Fürstin Elsa von und zu Liechtenstein (1875–1947) machte sich durch ihr soziales Engagement einen Namen und bei der Bevölkerung beliebt. Noch heute ist diese außergewöhnliche Landesmutter als die „gute Fürstin“ bekannt.

Von Theresa Absolon

Rothschild, Todesco, Ephrussi: Das sind drei der bekanntesten jüdischen Familien, die in den Adelstand erhoben wurden. Die Nobilitierung jüdischer Familien war ein bemerkenswertes Ereignis in der Geschichte Österreichs im 19. Jahrhundert. Es war eine Zeit des Wandels und der Modernisierung, in der alte Tabus und Vorurteile langsam aufgebrochen wurden.

In diesem Umfeld konnten jüdische Familien erstmals den Aufstieg in die höchsten Gesellschaftsschichten schaffen. Eine dieser Familien war die Familie Gutmann, die sogar eine Fürstin hervorbrachte: Elsa (eigentlich Elisabeth) von Gutmann wurde 1875 in Wien als Tochter von Ritter Wilhelm Isak von Gutmann geboren. Ihr Vater, der aus ärmlichen Verhältnissen stammte, hatte gemeinsam mit seinem Bruder im damals aufstrebenden Kohlehandel Fuß gefasst, bald erlangte das Unternehmen der Gebrüder Gutmann eine führende Position in der Habsburger Monarchie.
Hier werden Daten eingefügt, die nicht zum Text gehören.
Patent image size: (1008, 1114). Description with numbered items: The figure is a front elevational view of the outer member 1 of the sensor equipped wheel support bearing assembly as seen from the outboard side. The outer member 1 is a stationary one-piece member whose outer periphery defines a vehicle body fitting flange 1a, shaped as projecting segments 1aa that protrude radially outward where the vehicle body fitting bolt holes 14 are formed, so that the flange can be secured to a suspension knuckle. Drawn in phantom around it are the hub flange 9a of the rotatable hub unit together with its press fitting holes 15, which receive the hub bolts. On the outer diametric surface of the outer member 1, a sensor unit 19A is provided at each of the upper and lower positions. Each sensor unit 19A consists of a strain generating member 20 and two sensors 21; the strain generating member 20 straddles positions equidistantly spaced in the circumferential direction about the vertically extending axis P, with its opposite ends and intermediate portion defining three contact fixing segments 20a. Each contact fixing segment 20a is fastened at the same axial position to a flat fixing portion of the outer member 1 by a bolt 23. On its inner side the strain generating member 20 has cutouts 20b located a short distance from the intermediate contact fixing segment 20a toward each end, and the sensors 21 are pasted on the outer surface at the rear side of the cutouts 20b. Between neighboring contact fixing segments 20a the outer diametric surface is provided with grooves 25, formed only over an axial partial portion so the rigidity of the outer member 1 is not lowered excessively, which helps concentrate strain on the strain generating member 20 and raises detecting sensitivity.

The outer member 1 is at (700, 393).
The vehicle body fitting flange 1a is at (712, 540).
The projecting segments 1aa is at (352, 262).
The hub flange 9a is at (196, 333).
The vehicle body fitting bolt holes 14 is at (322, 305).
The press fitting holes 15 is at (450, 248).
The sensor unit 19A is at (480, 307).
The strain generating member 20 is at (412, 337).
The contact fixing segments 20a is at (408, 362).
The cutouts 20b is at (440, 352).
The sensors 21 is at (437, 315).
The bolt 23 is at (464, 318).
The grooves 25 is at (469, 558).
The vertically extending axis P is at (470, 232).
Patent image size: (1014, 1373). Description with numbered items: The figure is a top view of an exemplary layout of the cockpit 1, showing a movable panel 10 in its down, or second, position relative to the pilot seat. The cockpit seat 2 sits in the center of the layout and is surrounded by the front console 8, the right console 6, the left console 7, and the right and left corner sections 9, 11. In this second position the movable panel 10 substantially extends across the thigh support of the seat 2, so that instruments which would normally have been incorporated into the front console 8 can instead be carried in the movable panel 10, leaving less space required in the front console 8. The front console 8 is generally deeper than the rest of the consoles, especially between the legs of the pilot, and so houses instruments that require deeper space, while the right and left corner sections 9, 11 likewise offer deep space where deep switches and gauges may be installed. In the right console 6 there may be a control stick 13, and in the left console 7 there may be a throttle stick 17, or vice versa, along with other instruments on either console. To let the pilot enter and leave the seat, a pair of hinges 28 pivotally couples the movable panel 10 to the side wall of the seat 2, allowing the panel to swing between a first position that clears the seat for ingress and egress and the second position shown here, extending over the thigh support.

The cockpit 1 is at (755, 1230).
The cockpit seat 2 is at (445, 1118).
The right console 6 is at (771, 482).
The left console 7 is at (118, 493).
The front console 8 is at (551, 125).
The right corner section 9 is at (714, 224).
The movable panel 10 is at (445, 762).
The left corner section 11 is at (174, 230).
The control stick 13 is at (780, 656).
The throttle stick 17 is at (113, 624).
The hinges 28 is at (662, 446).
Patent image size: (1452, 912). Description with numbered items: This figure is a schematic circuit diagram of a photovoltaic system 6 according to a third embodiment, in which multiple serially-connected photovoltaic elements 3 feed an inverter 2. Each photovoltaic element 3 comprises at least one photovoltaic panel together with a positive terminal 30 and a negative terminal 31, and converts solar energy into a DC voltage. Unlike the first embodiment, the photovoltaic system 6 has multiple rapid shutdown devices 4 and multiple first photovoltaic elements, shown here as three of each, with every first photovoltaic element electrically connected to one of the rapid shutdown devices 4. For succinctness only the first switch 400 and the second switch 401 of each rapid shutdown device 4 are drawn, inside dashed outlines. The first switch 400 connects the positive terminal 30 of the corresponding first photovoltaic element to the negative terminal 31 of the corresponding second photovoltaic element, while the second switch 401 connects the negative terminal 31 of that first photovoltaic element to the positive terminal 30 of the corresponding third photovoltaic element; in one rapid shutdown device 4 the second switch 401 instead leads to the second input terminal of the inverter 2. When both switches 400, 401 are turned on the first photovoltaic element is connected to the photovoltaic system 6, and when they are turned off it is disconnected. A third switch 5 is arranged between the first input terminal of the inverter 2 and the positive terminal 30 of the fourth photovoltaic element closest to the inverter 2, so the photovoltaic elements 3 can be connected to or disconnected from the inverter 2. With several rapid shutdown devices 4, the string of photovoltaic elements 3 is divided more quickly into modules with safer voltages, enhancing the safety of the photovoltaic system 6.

Kaiser Franz Joseph I. erhob die beiden aufgrund ihrer wirtschaftlichen Erfolge und ihres sozialen Engagements 1878 in den erblichen Ritterstand, was den Grundstein für den sozialen Aufstieg der Familie legte. 1891/92 war Wilhelm Isak von Gutmann außerdem Präsident der Israelitischen Kultusgemeinde in Wien und in der Wiener Gesellschaft ausgezeichnet vernetzt.

1899 heiratete Elsa den Baron Géza Erős von Bethlenfalva, für den sie zuvor zum Katholizismus konvertiert war. Das Glück der beiden währte allerdings nicht lange, bereits 1908 starb der Ehemann. Wie schon ihr Vater war auch Elsa sehr wohltätig und engagierte sich unter anderem beim Hilfsfonds für Soldaten, wo sie ihren späteren Ehemann, Franz I. Fürst von Liechtenstein, kennenlernte. Wegen ihrer jüdischen Abstammung und des ungleichen Standes erlaubte Franz’ Bruder Johann II., Landesfürst von Liechtenstein, die Ehe nicht. Das Paar heiratete 1919 heimlich, erst nach dem Tod von Johann II. 1929 konnte die Ehe auch offiziell geschlossen werden. Franz I. beerbte seinen Bruder als Landesfürst.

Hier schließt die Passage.